WASHINGTON — Des élus américains et des experts ont estimé jeudi que les vidéos modifiées avec un logiciel d’intelligence artificielle, mieux connues sous le nom de «deep fakes», constituaient une menace pour la sécurité nationale et les élections américaines de 2020.

Cette technologie, qui utilise la reconnaissance faciale et l’intelligence artificielle pour produire des vidéos falsifiées mais paraissant authentiques, permet à des «acteurs malveillants de fomenter le chaos, la division ou des crises», a déclaré jeudi le représentant Adam Schiff, président du Comité du renseignement de la Chambre des représentants.

Ces vidéos «ont la capacité de perturber des campagnes entières, y compris celle de la présidence», a ajouté M. Schiff, un démocrate de la Californie.

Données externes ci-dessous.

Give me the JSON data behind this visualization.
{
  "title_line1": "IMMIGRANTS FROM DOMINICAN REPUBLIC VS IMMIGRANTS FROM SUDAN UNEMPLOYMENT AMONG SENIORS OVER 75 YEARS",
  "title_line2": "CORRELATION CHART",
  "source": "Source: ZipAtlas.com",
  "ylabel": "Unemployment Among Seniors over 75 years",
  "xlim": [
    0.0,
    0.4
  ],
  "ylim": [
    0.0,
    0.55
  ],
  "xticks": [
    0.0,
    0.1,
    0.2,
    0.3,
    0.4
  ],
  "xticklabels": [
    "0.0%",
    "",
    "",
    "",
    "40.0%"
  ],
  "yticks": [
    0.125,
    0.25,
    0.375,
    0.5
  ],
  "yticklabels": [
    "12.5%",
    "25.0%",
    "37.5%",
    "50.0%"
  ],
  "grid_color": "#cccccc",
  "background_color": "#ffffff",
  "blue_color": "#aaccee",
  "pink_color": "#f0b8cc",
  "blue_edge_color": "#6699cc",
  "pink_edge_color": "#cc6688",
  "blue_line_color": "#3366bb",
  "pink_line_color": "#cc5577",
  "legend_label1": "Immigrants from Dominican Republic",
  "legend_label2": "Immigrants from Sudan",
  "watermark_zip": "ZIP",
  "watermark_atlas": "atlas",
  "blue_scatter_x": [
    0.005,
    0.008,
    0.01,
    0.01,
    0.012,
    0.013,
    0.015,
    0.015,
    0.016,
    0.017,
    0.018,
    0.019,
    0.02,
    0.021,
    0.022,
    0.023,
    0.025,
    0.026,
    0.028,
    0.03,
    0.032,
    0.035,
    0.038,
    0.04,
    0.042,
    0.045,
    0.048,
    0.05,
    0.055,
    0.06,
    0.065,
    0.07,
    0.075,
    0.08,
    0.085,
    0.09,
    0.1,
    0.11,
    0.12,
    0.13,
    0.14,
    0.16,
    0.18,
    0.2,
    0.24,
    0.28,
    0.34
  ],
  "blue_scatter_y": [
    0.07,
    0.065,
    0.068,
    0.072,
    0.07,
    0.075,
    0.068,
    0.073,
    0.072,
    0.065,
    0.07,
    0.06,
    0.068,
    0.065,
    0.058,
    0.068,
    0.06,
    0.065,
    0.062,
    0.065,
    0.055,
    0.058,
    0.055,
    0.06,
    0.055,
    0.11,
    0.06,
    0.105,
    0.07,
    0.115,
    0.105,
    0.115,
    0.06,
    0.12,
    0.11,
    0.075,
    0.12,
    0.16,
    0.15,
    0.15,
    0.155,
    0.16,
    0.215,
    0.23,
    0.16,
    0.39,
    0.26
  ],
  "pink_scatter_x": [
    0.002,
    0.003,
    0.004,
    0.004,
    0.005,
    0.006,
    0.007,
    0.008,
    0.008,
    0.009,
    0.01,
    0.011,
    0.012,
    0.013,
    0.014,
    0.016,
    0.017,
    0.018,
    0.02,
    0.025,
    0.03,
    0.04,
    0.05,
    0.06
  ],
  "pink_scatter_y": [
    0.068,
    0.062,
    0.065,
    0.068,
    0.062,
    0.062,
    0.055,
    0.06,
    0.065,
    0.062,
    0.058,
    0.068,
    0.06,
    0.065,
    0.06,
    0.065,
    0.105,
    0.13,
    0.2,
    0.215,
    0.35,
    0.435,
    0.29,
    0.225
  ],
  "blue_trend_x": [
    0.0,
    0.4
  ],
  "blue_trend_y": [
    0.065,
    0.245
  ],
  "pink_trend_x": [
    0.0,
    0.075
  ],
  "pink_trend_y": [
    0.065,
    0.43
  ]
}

Le Comité du renseignement se penchait sur ce dossier jeudi, quelques semaines après la diffusion d’une vidéo altérée de la présidente de la Chambre des représentants, Nancy Pelosi, qui a été largement partagée sur les médias sociaux. La vidéo donne l’impression qu’elle est ivre ou qu’elle n’a pas toutes ses facultés mentales.

M. Schiff a estimé que la vidéo, qui a été publiée après que Mme Pelosi a mis en doute l’aptitude du président Donald Trump à gouverner, «montre l’ampleur du défi auquel nous sommes confrontés».

Clint Watts, chercheur au Foreign Policy Research Institute, a affirmé que les entreprises technologiques devraient prendre des mesures pour contrer les vidéos falsifiées. Il a également suggéré que les États-Unis imposent des sanctions ou mènent des cyberattaques contre les producteurs de tels contenus.

Un autre membre du comité, le républicain Devin Nunes, de la Californie, s’est dit préoccupé par la trop grande autorité accordée aux géants du web, tels que Facebook et Twitter, pour juger de l’acceptabilité du contenu publié sur leurs plateformes.

M. Nunes a estimé que les filtres actuels étaient biaisés en faveur des progressistes. «La plupart du temps, ce sont des conservateurs qui sont bannis», a-t-il déclaré. «Tout dépend de qui établit le filtre, n’est-ce pas?»

Les services de renseignement américains ont déterminé que la Russie avait mené une vaste campagne de désinformation politique sur les médias sociaux pour influencer l’élection présidentielle de 2016, qui a porté Donald Trump au pouvoir.